Her mother's eyebrows rose. "You're already engaged. The wedding is planned for—"

"I want to get married sooner. Much sooner." Arezoo forced herself to meet her mother's eyes. "I talked to Amanda, and she said she can put together a beautiful ceremony in just two weeks."

"Two weeks?" Her mother's voice rose an octave. "That's impossible. A proper wedding takes months to plan. The dress alone—"

"I don't need a fancy dress. I don't need anything elaborate. I just want to marry Ruvon as soon as possible."

Her mother stared at her, and Arezoo could see the wheels turning behind her eyes. The calculations. The suspicions.

"Why the rush?" Her mother asked in a tone that indicated she already suspected the answer. "What aren't you telling me?"

Here it came. The question Arezoo had been dreading.

"I'm not pregnant, Maman," she said quickly, before her mother could voice the accusation. "I know that's what you're thinking, and I'm not. Ruvon and I are waiting for the wedding."
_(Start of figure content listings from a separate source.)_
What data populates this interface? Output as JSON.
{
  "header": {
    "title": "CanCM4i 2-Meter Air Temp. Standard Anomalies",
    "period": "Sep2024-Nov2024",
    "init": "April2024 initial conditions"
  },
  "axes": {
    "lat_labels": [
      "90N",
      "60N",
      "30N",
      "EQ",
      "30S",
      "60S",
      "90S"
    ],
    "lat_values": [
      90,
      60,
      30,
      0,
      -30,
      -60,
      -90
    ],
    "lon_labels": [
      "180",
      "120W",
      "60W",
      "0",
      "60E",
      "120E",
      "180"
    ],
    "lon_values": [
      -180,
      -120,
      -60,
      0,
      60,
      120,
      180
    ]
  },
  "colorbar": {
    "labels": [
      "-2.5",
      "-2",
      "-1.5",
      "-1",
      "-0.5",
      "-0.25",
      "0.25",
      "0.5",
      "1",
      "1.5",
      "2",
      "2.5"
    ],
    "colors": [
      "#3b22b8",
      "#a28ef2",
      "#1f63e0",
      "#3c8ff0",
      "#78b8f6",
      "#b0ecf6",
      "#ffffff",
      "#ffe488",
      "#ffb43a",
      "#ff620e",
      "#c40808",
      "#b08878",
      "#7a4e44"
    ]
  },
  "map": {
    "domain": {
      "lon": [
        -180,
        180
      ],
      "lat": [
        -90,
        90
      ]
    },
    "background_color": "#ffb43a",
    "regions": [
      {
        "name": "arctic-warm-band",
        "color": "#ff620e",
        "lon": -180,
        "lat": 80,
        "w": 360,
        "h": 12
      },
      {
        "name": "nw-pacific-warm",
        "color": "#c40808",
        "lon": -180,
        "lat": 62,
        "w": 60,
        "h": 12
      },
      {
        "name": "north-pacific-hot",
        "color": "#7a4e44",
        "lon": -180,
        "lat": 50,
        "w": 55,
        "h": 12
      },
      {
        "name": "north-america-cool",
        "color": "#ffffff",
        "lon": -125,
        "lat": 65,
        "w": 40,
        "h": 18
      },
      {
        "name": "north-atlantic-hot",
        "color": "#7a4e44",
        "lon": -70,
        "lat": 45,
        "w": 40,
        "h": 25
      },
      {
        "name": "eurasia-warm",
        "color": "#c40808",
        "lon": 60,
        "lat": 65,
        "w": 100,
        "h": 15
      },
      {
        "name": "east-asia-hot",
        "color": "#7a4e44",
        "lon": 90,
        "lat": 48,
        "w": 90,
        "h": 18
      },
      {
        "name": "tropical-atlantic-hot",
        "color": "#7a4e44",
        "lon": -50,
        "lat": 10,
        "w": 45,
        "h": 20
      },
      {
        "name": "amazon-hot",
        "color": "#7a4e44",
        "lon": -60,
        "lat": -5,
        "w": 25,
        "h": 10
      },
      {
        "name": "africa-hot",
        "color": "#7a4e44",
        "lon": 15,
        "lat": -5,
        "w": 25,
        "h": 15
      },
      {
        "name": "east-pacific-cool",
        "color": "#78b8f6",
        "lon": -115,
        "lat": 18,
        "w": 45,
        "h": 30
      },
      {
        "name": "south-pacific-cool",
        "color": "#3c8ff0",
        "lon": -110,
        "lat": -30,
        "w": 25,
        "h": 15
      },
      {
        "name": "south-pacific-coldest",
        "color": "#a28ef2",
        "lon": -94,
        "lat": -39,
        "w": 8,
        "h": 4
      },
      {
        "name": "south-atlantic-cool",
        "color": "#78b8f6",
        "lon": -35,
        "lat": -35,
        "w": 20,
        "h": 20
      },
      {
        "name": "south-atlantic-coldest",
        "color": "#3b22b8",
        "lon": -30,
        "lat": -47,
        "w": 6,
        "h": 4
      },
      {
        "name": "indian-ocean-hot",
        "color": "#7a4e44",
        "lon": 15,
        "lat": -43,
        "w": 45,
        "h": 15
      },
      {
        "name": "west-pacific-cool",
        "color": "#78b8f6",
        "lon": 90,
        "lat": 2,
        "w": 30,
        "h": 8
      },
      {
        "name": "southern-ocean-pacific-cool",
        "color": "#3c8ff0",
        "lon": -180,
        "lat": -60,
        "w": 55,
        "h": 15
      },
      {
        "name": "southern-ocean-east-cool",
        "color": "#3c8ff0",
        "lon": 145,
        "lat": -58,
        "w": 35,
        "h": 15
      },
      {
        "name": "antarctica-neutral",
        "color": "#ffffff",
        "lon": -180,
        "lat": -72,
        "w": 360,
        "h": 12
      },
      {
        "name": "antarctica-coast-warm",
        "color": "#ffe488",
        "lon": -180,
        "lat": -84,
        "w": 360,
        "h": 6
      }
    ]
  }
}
Her mother's eyes narrowed. "If you're not pregnant, why do you need to get married in two weeks? Are you that eager to discover the pleasures of the flesh that you cannot wait?"

Arezoo hadn't expected her prim and proper mother to be so blunt.

Not with her, anyway, and her cheeks caught fire.

"It's not that." It was a big part of that.

"I just want to become immortal as soon as I can, and the only way to do that is to—" She felt her face flush.

"You know what's needed to induce the transition, and I would rather be married before that happens. "

The silence that followed was deafening.